My advice is that you journal your feelings during this time but refrain from taking any action until your period subsides. After your period ends, read what you wrote and think about what changes you can make in the next few weeks, so you feel less irritable. Can you confront your co-worker? Can you start a side hustle or cut back on monthly subscriptions? Can you discuss your dissatisfaction with your significant other? This won’t help the cramps, but it might help with the moodiness and irritability you’re feeling.
Another suggestion is to use an app to track your periods (see my recommendation below!). This will help you further understand why your feelings are more intense than usual, and it will give you better insight into how to manage them.
Again, I am neither a psychologist or a gynecologist, but I am someone who has suffered from severe PMS her whole life and identify as being highly sensitive. Although I still struggle with an “emotional hijack” from time to time (special thanks to all my friends who put up with my venting text sessions), understanding my emotions, tracking my period, and learning to listen to what my body is telling me has significantly changed my life. I might get into a bitchy mood sometimes, I might have to vent once in a while, but I have made better decisions in my life and have been impulsive. Has it taken away PMS for good? No, but I’m more in control of my body and my mind than ever before.
Two resources I highly recommend
This is not an ad. I am recommending these two products because I truly love them.
Moody Bitches by Julie Holland, MD
If you’re looking to manage your emotions during your period, learn from them, and use them to your advantage, I highly recommend the book Moody Bitches by Julie Holland, MD. This book is not sit-down and read the entire thing in one day book, but a great reference book that I believe should be on every woman’s bookshelf. If you’ve ever asked the following questions, you need this book:
- Is the drug my doctor subscribed safe? What is it doing to my body?

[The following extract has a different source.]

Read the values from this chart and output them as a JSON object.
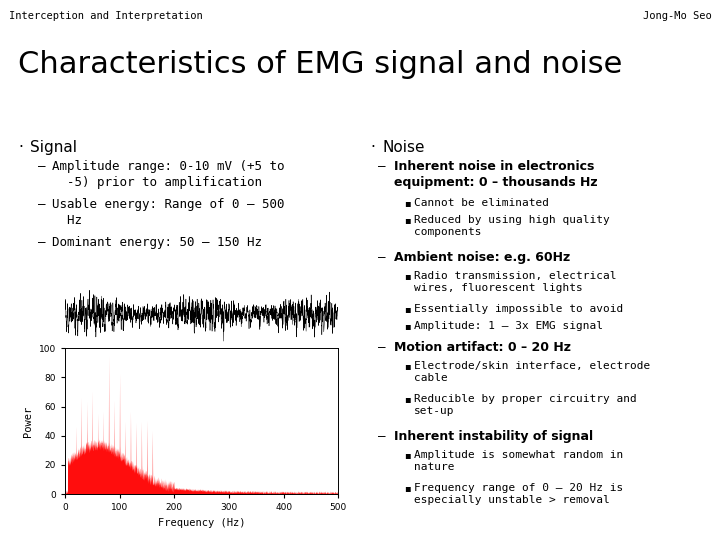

- Why am I attracted to certain men/women over others? Why am I more attracted to men during specific periods of my menstrual cycle?
- Am I having enough sex? Too much sex?
- Is it normal to be this bitchy?
Another resource is the Clue app. It’s completely free, user-friendly, and makes it very easy to track your period. I don’t use a lot of apps, but I’ve been using Clue for years. You can track everything such as pain, bloating, sleep, sex drive, and more.
The more you track, the more insight into your menstrual cycle can provide insights and predictions for your menstrual cycle. It’s also a great tool to have handy when you have an appointment with your gyno. You can go over your symptoms and when you experience them each month for a better diagnosis.
There is still so much we don’t know about the women’s body, but that doesn’t mean we have to surrender to our fluctuating hormones. The more we know, the more we can fall in love with our bodies by showing it gratitude and listening to what it has to say. By doing so, you’ll feel more in control of your life, your emotions, and the decisions you make.